If it's hard to envision how a test on a tablet could vary that much from one on a standard computer, it may be because we're so used to thinking of tests as being a multiple choice kind of activity. Bleil suggests imagining this scenario: A student performs a mix of online and offline activities and then records what's been done using the camera on the tablet and includes that as part of a digital portfolio. "There are a lot of researchers out there who will tell you, there's some really rich and deep assessment that can happen with that." He concedes, however, that it would be a tough approach to pull off in a district with a mixed population of devices.

In the meantime, the consortia face this question about devices: Does it focus on the rearview mirror as it drives, or does it aim for the horizon? Current signs point to a pragmatic mix of both, with at least one of the two organizations showing a strong inclination to cut loose and head toward the blue sky. Instead of crossing that rickety bridge of legacy hardware mentioned earlier, assessments for the present will probably have to straddle the chasm, supporting the older technology in many schools today, while also stretching out to exploit newer technologies and what they have to offer.

It's not just a single road the consortia are driving down either. Just as 32 states and Washington, DC, have received waivers exempting them from the penalties for not meeting No Child Left Behind proficiency standards, states may find themselves pursuing the exemption route for the new assessment exams too. That could give them the extra time they probably always knew they'd need to figure out how finally to fund the big technology purchases the tests will require.

And, while the iPad may be the preferred device today among many users, another vendor could come along with something that would sweep away that dominance. School district budgets drive the buying decisions, which may force some to forgo the iPad and choose from the myriad of more competitively priced Android or Windows 8 tablets, with each vendor iteration introducing its own qualities and quirks. In turn, that will increase the complexity of the job to develop tests that are supportable by districts.
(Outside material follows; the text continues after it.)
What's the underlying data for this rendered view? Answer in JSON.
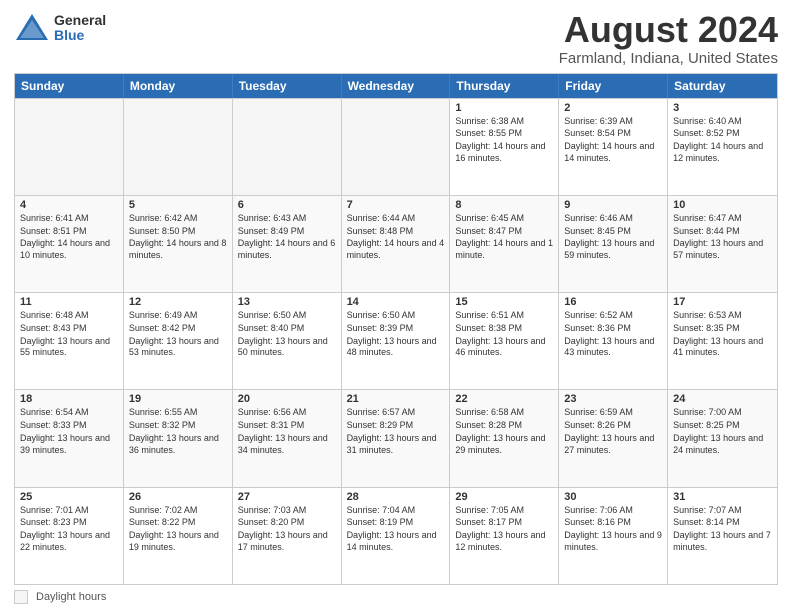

In many ways, Bleil says, the assessments the consortia will eventually introduce and the equipment SBAC and PARCC ultimately recommend "may represent the closest thing we've got to any kind of national technology requirement for education…. The requirements that they publish will be very broadly used and will affect the education market more significantly than many may realize." His recommendation to technology directors? "Watch those requirements carefully."

Is BYOTD (Bring Your Own Testing Device) Realistic?

In a survey earlier this year, the Pearson Foundation found that ownership of iPads had quadrupled, rising from 4 percent in 2011 to 17 percent at the same point in 2012. Is it possible that K-12 students might one day take high-stakes tests on their own devices?

While Tony Alpert, the chief operating officer for the Smarter Balanced Assessment Consortium, doesn't rule it out, he thinks the hurdles would be quite high. Presuming that the device lockdown and other security issues could be addressed on a student device, trying to distinguish which non-school devices to allow and which ones to reject would place an additional burden on the testing administrator or proctor, "on top of what's otherwise a pretty hefty schedule."

Second, there are risk factors for the consortia to consider. If a district or school decides to give BYOTD a try and then fails in its efforts to secure the test, every single exam item issued to students would be put at risk. Since adaptive testing decreases the likelihood of any two students getting the same exam or the same questions, a very large set of items conceivably could be removed from the pool altogether.

But it's possible, Alpert notes, given enough urgency by the states making up each consortium, that one or another could one day take on the challenge of creating a default list of policies to be adopted by a school or district "if they wanted to go that route." However, the policies would have to be general enough "to work for everyone" and specific enough to work for anyone.